Bersamaan dengan meninggalnya relawan Ahok ini, gelombang protes masyarakat terhadap putusan hakim yang menjatuhkan pidana dua tahun penjara terhadap Ahok juga bermunculan dan terus menerus berdatangan hingga hari ini. Jika awalnya aksi protes ini hanya terjadi di Jakarta dan sekitarnya, kini aksi protes melalui pemasangan lilin ini mulai meluas di berbagai daerah di Indonesia, seperti Jogya, Denpasar, Papua, Surabaya, NTT, Manado, dan sejumlah daerah lainnya yang merasa perihatin dengan peristiwa hukum yang menimpa Ahok.
Reaksi protes ini juga tidak saja berlangsung di Indonesia namun warga Indonesia di sejumlah negara di dunia melakukan hal serupa sebagai wujud kecintaan dan simpati mereka terhadap Ahok dan sebagai bentuk keprihatinan terhadap keadilan hukum di atas negara hukum.

Lilin Keutuhan NKRI

Putusan dua tahun penjara terhadap Ahok meskipun sedang dalam proses banding di Pengadilan Tinggi, seolah membakar semangat masyarakat Indonesia yang mencintai rasa keadilan hukum di atas sebuah negara yang menjunjung tinggi hukum. Pemasangan lilin di sejumlah daerah di Indonesia merupakan fenomena menarik sebab ini tidak biasanya terhadap seseorang yang diputus bersalah oleh pihak pengadilan di negeri ini.
Aksi yang digelar secara spontan dan berlangsung secara serempak ini tentunya berlandaskan semangat kebhinekaan di atas Negara Kesatuan Republik Indonesia (NKRI). Hakim memang telah memutuskan Ahok bersalah. Sebagai negara yang menjadikan hukum sebagai panglima tentu pula menghargai dan menghormati proses hukum yang telah diputuskan, meskipun proses itu menuai kecaman dan kritikan publik luas.
Kecaman dan kritikan publik luas yang kini diwujudkan dalam bentuk aksi pemasangan ribuan lilin di berbagai daerah, tampak memiliki alasan dan dasar pertimbangan. Pertimbangan paling jelas yang dapat dideskripsikan, bahwa publik merasa kecewa dan tidak puas terhadap keputusan hakim yang mengadili Ahok. Selain itu fenomena pemasangan lilin ini sesunggunya bentuk dukungan konkret solidaritas masyarakat terhadap Ahok.
Hukuman tehadap Ahok membuat masyarakat dari berbagai lapisan menyeruak dan menjadikan Ahok sebagai simbol perjuangan kebhinekaan dan keadilan di Indonesia. Simbol perjuangan kebhinekaan dan keadilan ini, tidak lagi melihat Ahok sebagai simbol yang mewakili etnis dan agama tertentu, tetapi sebuah perjuangan kolektif terhadap keadilan hukum.

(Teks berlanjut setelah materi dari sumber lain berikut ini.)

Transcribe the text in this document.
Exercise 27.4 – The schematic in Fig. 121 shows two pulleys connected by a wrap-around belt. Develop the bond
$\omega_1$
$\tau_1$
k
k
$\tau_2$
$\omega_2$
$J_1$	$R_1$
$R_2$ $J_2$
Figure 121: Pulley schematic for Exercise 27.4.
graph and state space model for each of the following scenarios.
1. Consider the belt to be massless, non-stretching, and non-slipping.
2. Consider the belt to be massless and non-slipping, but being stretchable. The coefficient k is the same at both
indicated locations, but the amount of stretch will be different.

Namun, anekamacam tuntutan seperti membebaskan Ahok dalam perjuangan ini patut dilihat hanya sebatas tuntutan biasa sebagai suatu reaksi ketiadakpuasan terhadap hukum di suatu negara demokrasi, sebab sebab sebuah putusan hukum yang telah ditetapkan secara sah tentunya tidak dapat diubah melalui tekanan dan desakan massa untuk mengubahnya selain melalui perjuangan hukum itu sendiri. Perjuangan para pendukung Ahok ini baru akan bisa membebaskan Ahok jika lewat pengadilan banding akan menyatakan Ahok tak bersalah. Maka, dalam kerangka berpikir seperti itulah fenomena pemasangan lilin bisa dipahami sebagai sebuah ungkapan rasa antara prihatin yang mendalam atas matinya keadilan hukum bagi Ahok sekaligus sebagai simbol nyalanya harapan akan bebasnya Ahok dalam sidang banding yang telah direncanakan Ahok.

Selain itu, pemasangan lilin-lilin ini tidak lebih dari menghadirkan keadaan terang terhadap keadilan hukum di Indonesia. Lilin dilihat simbol yang memancarkan cahaya menerangi ruang-ruang gelap mafia hukum di negeri ini selain simbolisasi pengorbanan yang tulus. Sebagai simbol pengorbanan, lilin adalah Ahok yang hancur meleleh secara politis namun mampu membangkitkan semangat memperjuangkan hak-hak konstitusional segenap warga negara RI terutama yang selama ini kurang memperoleh akses karena status agama atau etnisitasnya. Ya, Ahok adalah lilin yang memberikan terang bagi semua orang terutama bagi masyarakat yang menginginkan dan mengharapkan keadilan hukum yang sebanar-benarnya bisa tegak di negeri ini.
Masyarakat kecil yang ramai-ramai memasang lilin untuk Ahok sesungguhnya pula, bentuk keteguhan hati dan kecintaan masyarakat terhadap keutuhan NKRI dari berbagai macam ancaman disintegrasi. NKRI yang terdiri dari bermacam-macam Suku, Agama, Ras dan Golongan tentunya mengharapkan kedamaian, keadilan, dan persatuan terwakilkan oleh para pembakar lilin tersebut yang melebur dalam lautan massa tanpa peduli agama dan etnis yang mereka sandang masing-masing.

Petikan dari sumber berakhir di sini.